SIR 2024
Office-based Procedures
Alexis Medema, BA, MS
Medical Student
Duke University School of Medicine
Disclosure information not submitted.
Brian P. Triana, MD, MBA
Resident Physician
Duke University Medical Center
Disclosure information not submitted.
Charles Y. Kim, MD, FSIR
Professor and Chief of Interventional Radiology
Duke University
Financial relationships: Full list of relationships is listed on the CME information page.
Jon G. Martin, MD (he/him/his)
Assistant Professor of Radiology
Duke University Medical Center
Disclosure information not submitted.
IR services may be performed at either hospital facilities (“facility sites”) or office-based labs (“office sites”). Office sites are typically lower cost settings, yet lack the ability to escalate care to an emergency department or inpatient service if needed. This work aims to characterize the utilization of facility and office sites of service for interventional radiologists (IRs) and advanced practice providers (APPs) within private practices (PP) and academic medical center settings (AMC).
Materials and methods:
Using CMS National Doctors and Clinicians downloadable file linked with Medicare services and procedure volume by provider from 2021, CPT code services and sites of service were collected for IRs and APPs at private practices and academic medical centers. Services were designated into three categories: E&M billing, simple IR (procedures unlikely to require E&M visits), and complex IR (procedures likely to require E&M visits). Work RVUs for each physician and the associated services were calculated based on the 2021 Physician Fee Schedule.
Results:
PP IRs and PP APPs performed a higher percentage of work RVUs at office sites compared to AMC IRs and AMC APPs for E&M billing, simple IR, and complex IR work RVUs (see table for results).
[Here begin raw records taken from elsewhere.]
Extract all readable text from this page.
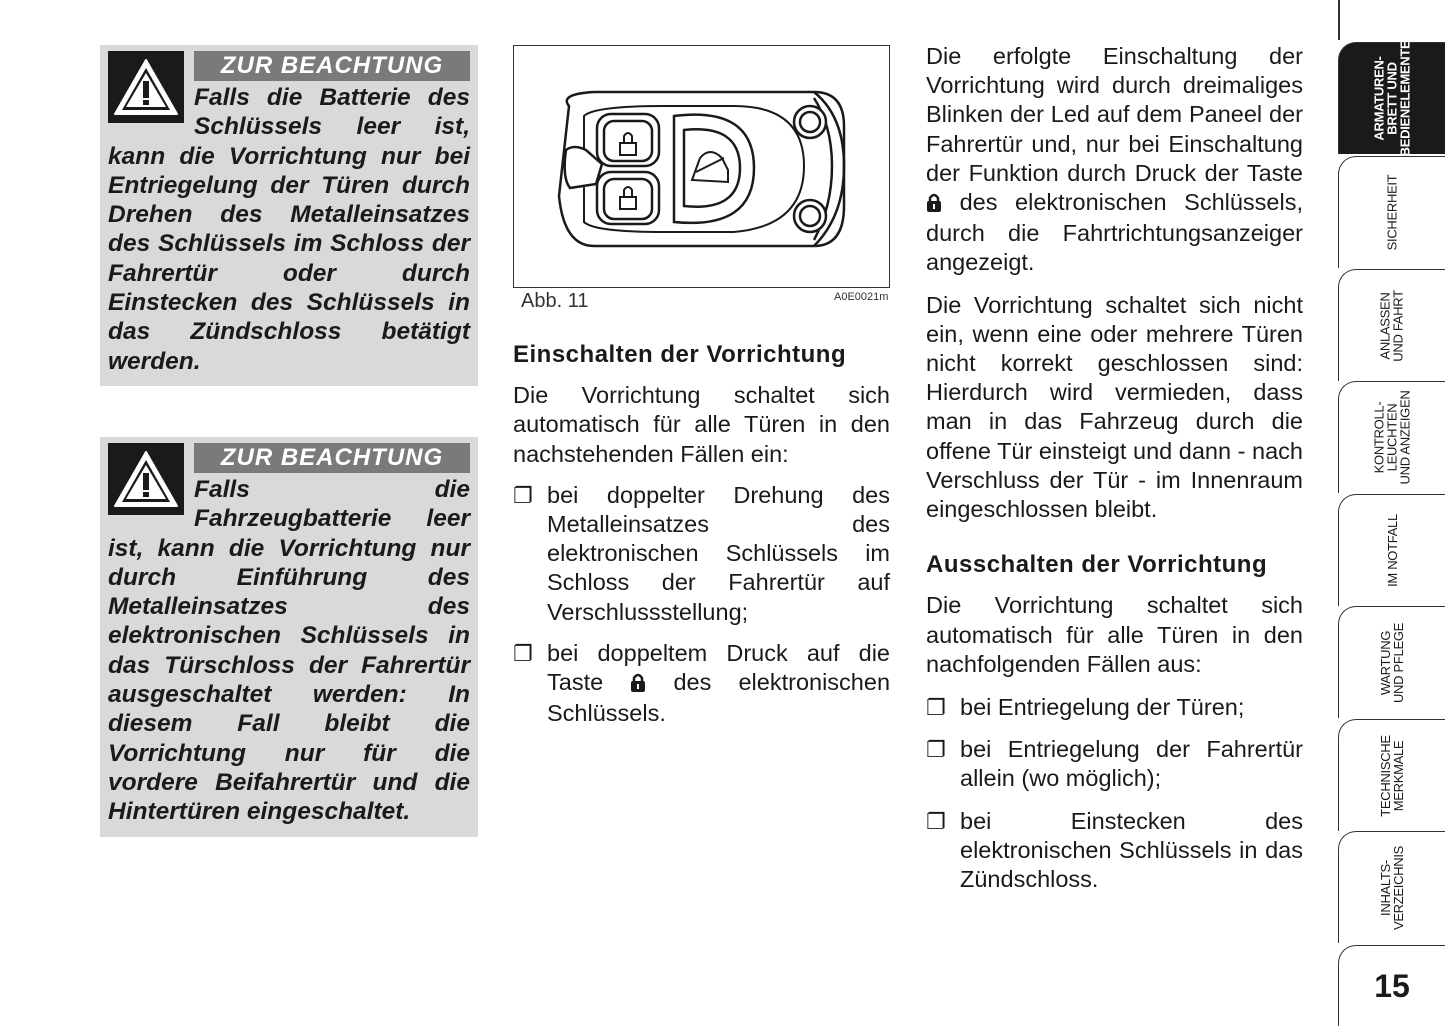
ZUR BEACHTUNG

Falls die Batterie des Schlüssels leer ist, kann die Vorrichtung nur bei Entriegelung der Türen durch Drehen des Metalleinsatzes des Schlüssels im Schloss der Fahrertür oder durch Einstecken des Schlüssels in das Zündschloss betätigt werden.

ZUR BEACHTUNG

Falls die Fahrzeugbatterie leer ist, kann die Vorrichtung nur durch Einführung des Metalleinsatzes des elektronischen Schlüssels in das Türschloss der Fahrertür ausgeschaltet werden: In diesem Fall bleibt die Vorrichtung nur für die vordere Beifahrertür und die Hintertüren eingeschaltet.

Abb. 11	A0E0021m
Einschalten der Vorrichtung

Die Vorrichtung schaltet sich automatisch für alle Türen in den nachstehenden Fällen ein:

❐ bei doppelter Drehung des Metalleinsatzes des elektronischen Schlüssels im Schloss der Fahrertür auf Verschlussstellung;
❐ bei doppeltem Druck auf die Taste	des elektronischen Schlüssels.

Die erfolgte Einschaltung der Vorrichtung wird durch dreimaliges Blinken der Led auf dem Paneel der Fahrertür und, nur bei Einschaltung der Funktion durch Druck der Taste  des elektronischen Schlüssels, durch die Fahrtrichtungsanzeiger angezeigt.

Die Vorrichtung schaltet sich nicht ein, wenn eine oder mehrere Türen nicht korrekt geschlossen sind: Hierdurch wird vermieden, dass man in das Fahrzeug durch die offene Tür einsteigt und dann - nach Verschluss der Tür - im Innenraum eingeschlossen bleibt.

Ausschalten der Vorrichtung

Die Vorrichtung schaltet sich automatisch für alle Türen in den nachfolgenden Fällen aus:

❐ bei Entriegelung der Türen;
❐ bei Entriegelung der Fahrertür allein (wo möglich);
❐ bei Einstecken des elektronischen Schlüssels in das Zündschloss.
ARMATUREN-
BRETT UND
BEDIENELEMENTE
SICHERHEIT
ANLASSEN
UND FAHRT
KONTROLL-
LEUCHTEN
UND ANZEIGEN
IM NOTFALL
WARTUNG
UND PFLEGE
TECHNISCHE
MERKMALE
INHALTS-
VERZEICHNIS
15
Compared to baseline volumes of procedure work at office sites, PP IRs performed a higher percentage of complex procedure work RVUs at office sites (15.6% vs 9.1% baseline), while AMC IRs shifted complex procedure work away from office sites (1.5% vs 4% baseline). APPs at private practices had higher E&M work RVUs than procedural RVUs (178 vs 125). In contrast, APPs at academic practices had lower E&M work RVUs than procedural RVUs (97 vs 218).
Conclusion: PPs utilize office sites at higher rates compared to AMCs, both for E&M and procedural billing. APPs were utilized primarily in clinical roles in PPs or procedural roles in AMCs. Further work is needed to understand the drivers of these variations in utilization, which may include differences in reimbursement between sites, organizational agility to invest in expansion sites, or patient/physician preferences.